In [1]:
#libraries
import numpy as np
import pandas as pd
from pandas.api.types import is_datetime64_any_dtype
import os
import csv
import dataframe_image as dfi
import statistics

#pandas options
pd.set_option('display.max_columns', None)

# Create folder for file exports

In [2]:
#Create directory folder saving exports
outdir = './exports'
if not os.path.exists(outdir):
    os.mkdir(outdir)

# Load Data

In [3]:
#Load all medications data
df = pd.read_csv("dataset.csv")

In [4]:
df.head()

Unnamed: 0,Id,SepalLengthCm,SepalWidthCm,PetalLengthCm,PetalWidthCm,Species,custom1,custom2,custom3,SepalLengthCm.1,SepalWidthCm.1,PetalLengthCm.1,PetalWidthCm.1,Species.1
0,1,5.1,3.5,1.4,0.2,Iris-setosa,,1,6,5.1,3.5,,0.2,Iris-setosa
1,2,4.9,3.0,1.4,0.2,Iris-setosa,,1,6,4.9,3.0,,0.2,Iris-setosa
2,3,4.7,3.2,1.3,0.2,Iris-setosa,,1,6,4.7,3.2,,0.2,Iris-setosa
3,4,4.6,3.1,1.5,0.2,Iris-setosa,,1,6,,3.1,,0.2,Iris-setosa
4,5,5.0,3.6,1.4,0.2,Iris-setosa,,1,6,5.0,3.6,,0.2,Iris-setosa


# Get full null columns and non-varying value columns

### Identify full null columns

In [5]:
#Identify columns where all values are NULL
full_null_cols_df = pd.DataFrame(df.isnull().all()).reset_index().rename(columns={'index': 'field name'})
full_null_cols_df = full_null_cols_df[full_null_cols_df[0] ==True]

#Export list of full null columns
fullname = os.path.join(outdir, 'full_null_cols_list.csv')
full_null_cols_df['field name'].to_csv(fullname, index=False)

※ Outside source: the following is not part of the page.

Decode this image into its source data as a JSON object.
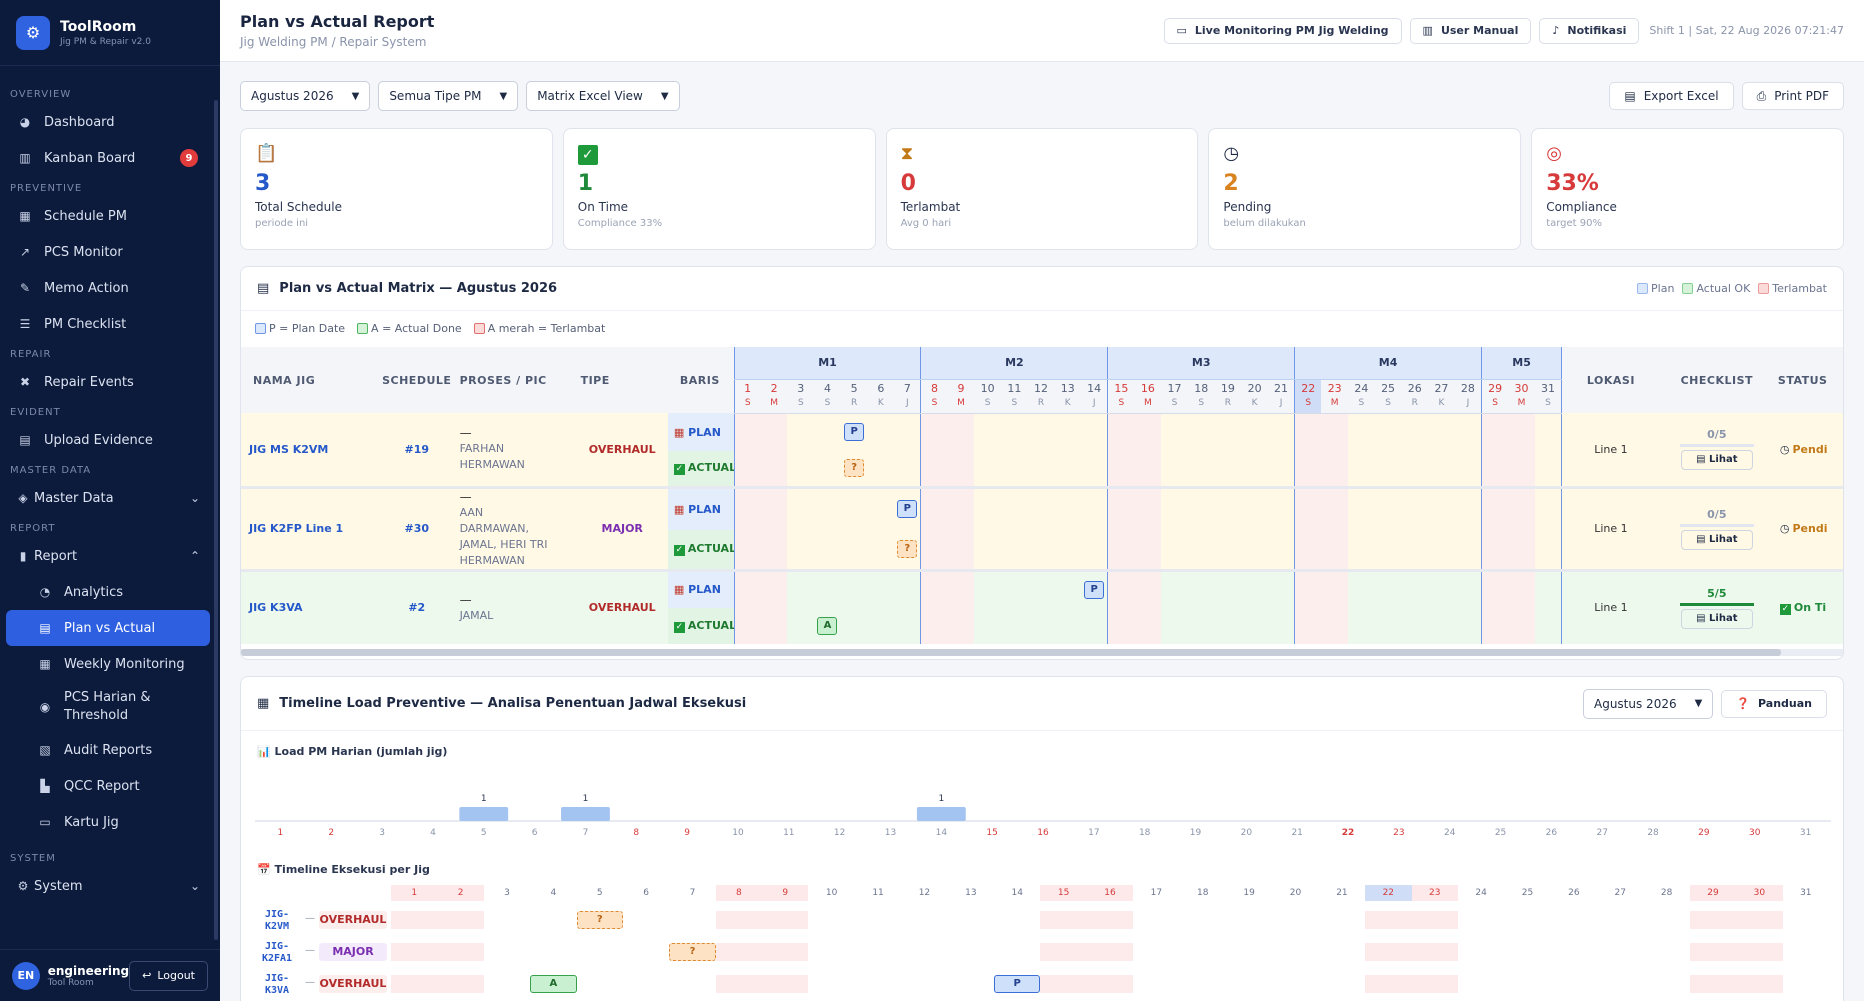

### Identify columns where all values are the same

In [6]:
#Identify columns where all values are the same
num_unique_vals_df = pd.DataFrame(df.nunique()).reset_index().rename(columns={'index': 'field name'})
non_varying_values_df = num_unique_vals_df[num_unique_vals_df[0] == 1]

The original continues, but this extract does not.